À elle-même révélée

Une électronique de cristal

Au cœur de ce pro­gramme, donc, la femme, “à elle-même révé­lée”. Femme qui com­pose et mots de femmes, dési­rs de femme et guerres de femme, femme qui chante, femme qui aime, femme qui crie, qui se bat, femme aux voix mul­tiples, voix accor­dées, enne­mies, étran­gères, voix pro­lon­gée et voix chères qui ne se taisent pas. Et quelles voix… Dif­fi­cile de carac­té­ri­ser l’essence d’une voix. Sinon par des cor­res­pon­dances que les puristes réprouvent — mais tant pis. Il y aurait des voix du domaine miné­ral, des voix de métal, des voix de tis­sus plus ou moins velou­tés, moi­rés, frois­sés, des voix de por­ce­laine et d’autres de grès fêlé, des voix de feu et des voix de cendres. Celle de Raphaële Ken­ne­dy relè­ve­rait – puisqu’il faut bien y arri­ver main­te­nant qu’on s’est mis en tête d’en dire le fin mot – du cris­tal, du trans­lu­cide, de l’éclat qui sur­git sur l’angle du mot. Un cris­tal où pas­se­raient, insai­sis­sables, des cou­leurs, comme dans ces vitraux d’aujourd’hui qu’on fond à très vive tem­pé­ra­ture ; oui, ce serait quelque chose de cet ordre-là, une voix fusing, vir­tuose sans esbroufe, un cris­tal de chair, une trans­pa­rence incar­née.

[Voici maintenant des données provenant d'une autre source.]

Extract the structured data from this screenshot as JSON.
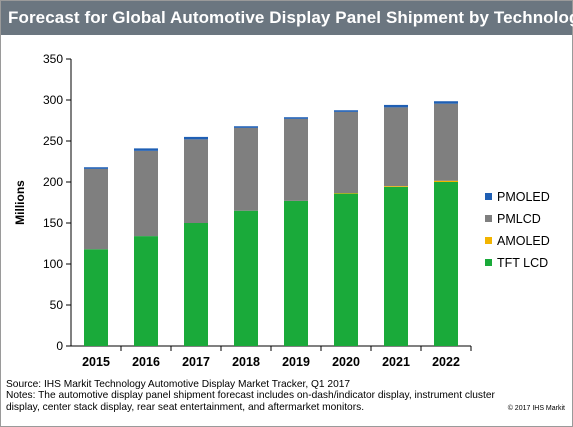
{
  "title": "Forecast for Global Automotive Display Panel Shipment by Technology",
  "source_line": "Source: IHS Markit Technology Automotive Display Market Tracker, Q1 2017",
  "notes_line": "Notes: The automotive display panel shipment forecast includes on-dash/indicator display, instrument cluster display, center stack display, rear seat entertainment, and aftermarket monitors.",
  "copyright": "© 2017 IHS Markit",
  "colors": {
    "TFT LCD": "#1aaa3a",
    "AMOLED": "#f2b400",
    "PMLCD": "#7f7f7f",
    "PMOLED": "#1f5fb4"
  },
  "chart_data": {
    "type": "bar",
    "stacked": true,
    "title": "Forecast for Global Automotive Display Panel Shipment by Technology",
    "xlabel": "",
    "ylabel": "Millions",
    "ylim": [
      0,
      350
    ],
    "yticks": [
      0,
      50,
      100,
      150,
      200,
      250,
      300,
      350
    ],
    "grid": false,
    "legend_position": "right",
    "categories": [
      "2015",
      "2016",
      "2017",
      "2018",
      "2019",
      "2020",
      "2021",
      "2022"
    ],
    "series": [
      {
        "name": "TFT LCD",
        "values": [
          118,
          134,
          150,
          165,
          177,
          186,
          194,
          200
        ]
      },
      {
        "name": "AMOLED",
        "values": [
          0,
          0,
          0,
          0,
          0,
          0.5,
          1,
          1.5
        ]
      },
      {
        "name": "PMLCD",
        "values": [
          98,
          104,
          102,
          101,
          100,
          99,
          96,
          94
        ]
      },
      {
        "name": "PMOLED",
        "values": [
          2,
          3,
          3,
          2,
          2,
          2,
          3,
          3
        ]
      }
    ],
    "legend_order": [
      "PMOLED",
      "PMLCD",
      "AMOLED",
      "TFT LCD"
    ]
  }
}
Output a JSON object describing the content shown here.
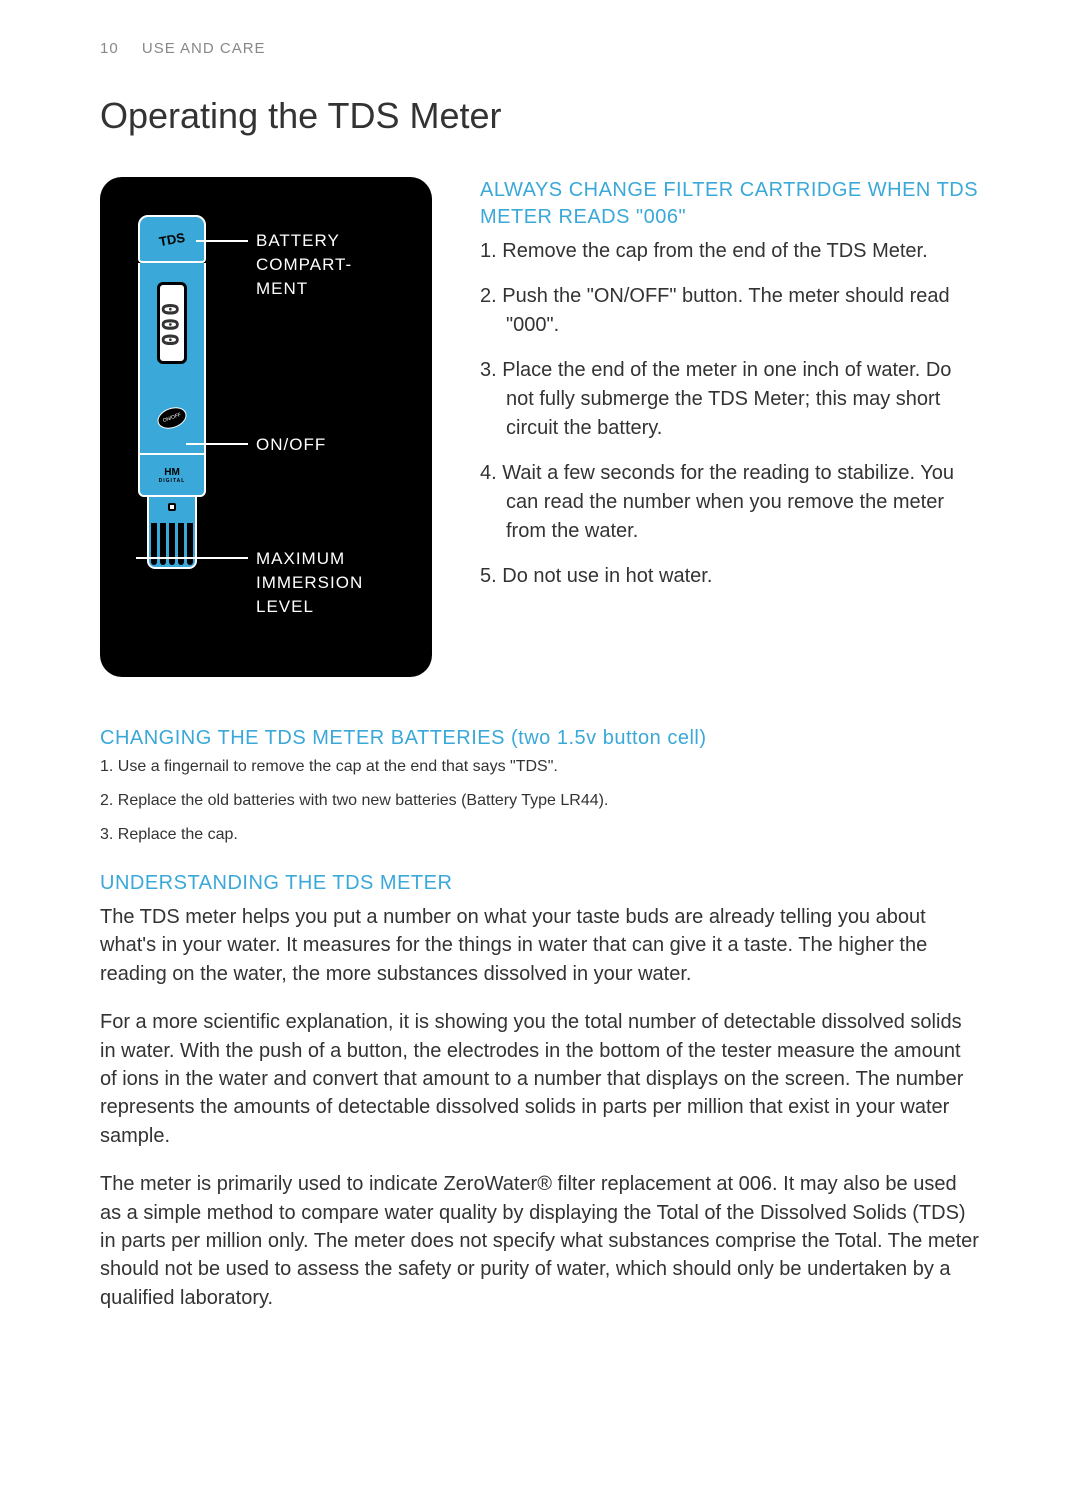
{
  "page": {
    "number": "10",
    "section": "USE AND CARE"
  },
  "title": "Operating the TDS Meter",
  "diagram": {
    "labels": {
      "battery": "BATTERY COMPART-MENT",
      "onoff": "ON/OFF",
      "immersion": "MAXIMUM IMMERSION LEVEL"
    },
    "cap_text": "TDS",
    "lcd_text": "000",
    "onoff_text": "ON/OFF",
    "brand": "HM",
    "brand_sub": "DIGITAL",
    "colors": {
      "box_bg": "#000000",
      "device_blue": "#3aa8d8",
      "outline": "#ffffff"
    }
  },
  "filter_heading": "ALWAYS CHANGE FILTER CARTRIDGE WHEN TDS METER READS \"006\"",
  "filter_steps": [
    "Remove the cap from the end of the TDS Meter.",
    "Push the \"ON/OFF\" button. The meter should read \"000\".",
    "Place the end of the meter in one inch of water. Do not fully submerge the TDS Meter; this may short circuit the battery.",
    "Wait a few seconds for the reading to stabilize. You can read the number when you remove the meter from the water.",
    "Do not use in hot water."
  ],
  "batteries_heading": "CHANGING THE TDS METER BATTERIES (two 1.5v button cell)",
  "batteries_steps": [
    "Use a fingernail to remove the cap at the end that says \"TDS\".",
    "Replace the old batteries with two new batteries (Battery Type LR44).",
    "Replace the cap."
  ],
  "understanding_heading": "UNDERSTANDING THE TDS METER",
  "understanding_paras": [
    "The TDS meter helps you put a number on what your taste buds are already telling you about what's in your water. It measures for the things in water that can give it a taste. The higher the reading on the water, the more substances dissolved in your water.",
    "For a more scientific explanation, it is showing you the total number of detectable dissolved solids in water. With the push of a button, the electrodes in the bottom of the tester measure the amount of ions in the water and convert that amount to a number that displays on the screen. The number represents the amounts of detectable dissolved solids in parts per million that exist in your water sample.",
    "The meter is primarily used to indicate ZeroWater® filter replacement at 006. It may also be used as a simple method to compare water quality by displaying the Total of the Dissolved Solids (TDS) in parts per million only. The meter does not specify what substances comprise the Total. The meter should not be used to assess the safety or purity of water, which should only be undertaken by a qualified laboratory."
  ],
  "style": {
    "heading_color": "#3aa8d8",
    "body_color": "#333333",
    "header_color": "#888888",
    "bg": "#ffffff",
    "title_fontsize": 36,
    "body_fontsize": 20,
    "heading_fontsize": 20,
    "header_fontsize": 15
  }
}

Parce qu’il ne suf­fit pas, comme un cris­tal bat dans les élec­tro­niques, de chan­ter des pho­nèmes en usant de tous les moyens d’expression qui font son­ner la langue : les chu­cho­te­ments, les tenus, les filés, les gron­de­ments, les souffles, le rauque, le bal­bu­tiant, tout le voca­bu­laire un peu éso­té­rique et par­ti­cu­liè­re­ment ima­gé de la pho­né­tique, ses den­tales, ses glot­tales et ses fri­ca­tives… Il faut aus­si, en même temps et avec la même exi­gence, en tirer la chair et le sang, la pal­pi­ta­tion du sens, nous en don­ner le goût afin d’en trans­mettre l’émotion. C’est exac­te­ment ce qui se passe des deux côtés du miroir de l’électronique, petit miracle renou­ve­lé à chaque ins­tant par l’entrelacement de la voix fixée et de la voix vivante.